Issued by banks, credit unions, and online lenders, a mortgage is the overall cost of your home payed in monthly installments. A payment is made up of four parts:
The Principal Balance
An outstanding principal balance is what you owe for the home. If you and a seller have agreed on the price of $175,000 for a house, then your principal is $175,000. However, during the process, you’re required to pay a down payment. The more funds you put down, the less your principal balance.
This is the cost of taking out the loan. The interest, together with the principal, is the majority of your mortgage. But how do you calculate these numbers?
Using the same example, let’s say you have an interest rate of 3.5%. If you put down $20,000 as a down payment on the $175,000 home, you’re left with $155,000 as the principal.
$155,000 X 3.5% rate = $5,425 total annual interest
$5,425 / 12 months = $452 total monthly interest
Interest is always required together with the principal balance. The good news is that the more you pay down the principal, the less you pay in monthly interest.
Property taxes vary based on the location and value of your home. Lenders will calculate the yearly taxes, divide that amount by 12, then include it in the monthly mortgage payments. Note that even after the mortgage is paid off, property taxes are still required. However, instead of the lender paying on your behalf, the responsibility becomes yours.

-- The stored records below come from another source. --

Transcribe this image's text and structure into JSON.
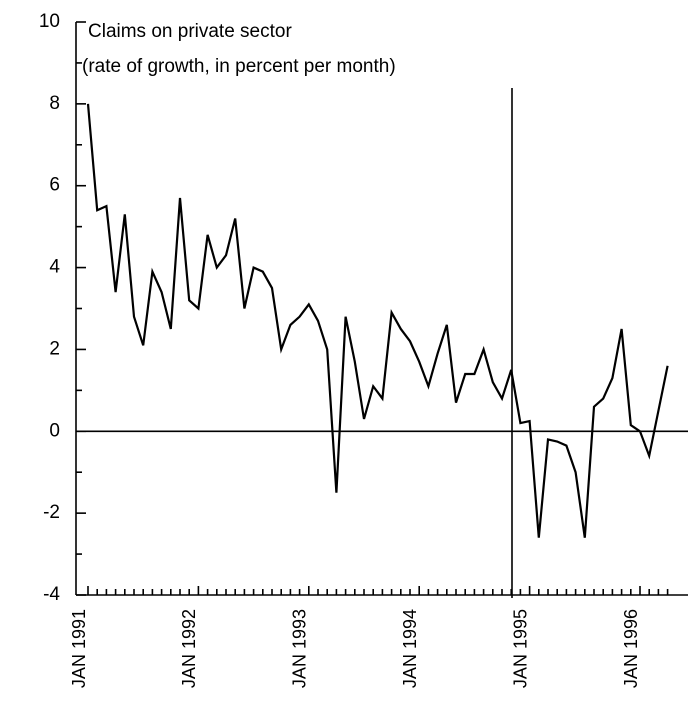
{
  "chart_data": {
    "type": "line",
    "title": "Claims on private sector",
    "subtitle": "(rate of growth, in percent per month)",
    "categories": [
      "JAN 1991",
      null,
      null,
      null,
      null,
      null,
      null,
      null,
      null,
      null,
      null,
      null,
      "JAN 1992",
      null,
      null,
      null,
      null,
      null,
      null,
      null,
      null,
      null,
      null,
      null,
      "JAN 1993",
      null,
      null,
      null,
      null,
      null,
      null,
      null,
      null,
      null,
      null,
      null,
      "JAN 1994",
      null,
      null,
      null,
      null,
      null,
      null,
      null,
      null,
      null,
      null,
      null,
      "JAN 1995",
      null,
      null,
      null,
      null,
      null,
      null,
      null,
      null,
      null,
      null,
      null,
      "JAN 1996",
      null,
      null,
      null
    ],
    "series": [
      {
        "name": "Claims on private sector",
        "color": "#000000",
        "values": [
          8.0,
          5.4,
          5.5,
          3.4,
          5.3,
          2.8,
          2.1,
          3.9,
          3.4,
          2.5,
          5.7,
          3.2,
          3.0,
          4.8,
          4.0,
          4.3,
          5.2,
          3.0,
          4.0,
          3.9,
          3.5,
          2.0,
          2.6,
          2.8,
          3.1,
          2.7,
          2.0,
          -1.5,
          2.8,
          1.7,
          0.3,
          1.1,
          0.8,
          2.9,
          2.5,
          2.2,
          1.7,
          1.1,
          1.9,
          2.6,
          0.7,
          1.4,
          1.4,
          2.0,
          1.2,
          0.8,
          1.5,
          0.2,
          0.25,
          -2.6,
          -0.2,
          -0.25,
          -0.35,
          -1.0,
          -2.6,
          0.6,
          0.8,
          1.3,
          2.5,
          0.15,
          0.0,
          -0.6,
          0.5,
          1.6
        ]
      }
    ],
    "ylim": [
      -4,
      10
    ],
    "yticks": [
      -4,
      -2,
      0,
      2,
      4,
      6,
      8,
      10
    ]
  }
}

Depending on where you live, supplemental mortgage insurance protects you in the event of certain risks. Unpredictable situations like fire, theft, and natural disasters are covered.
Keep payments Low
It is possible to keep payments down. Before the mortgage is finalized, be sure to shop around and compare rates even before you’ve started house hunting. Familiarizing yourself with the market and current rates prepares you for the best monthly mortgage possible!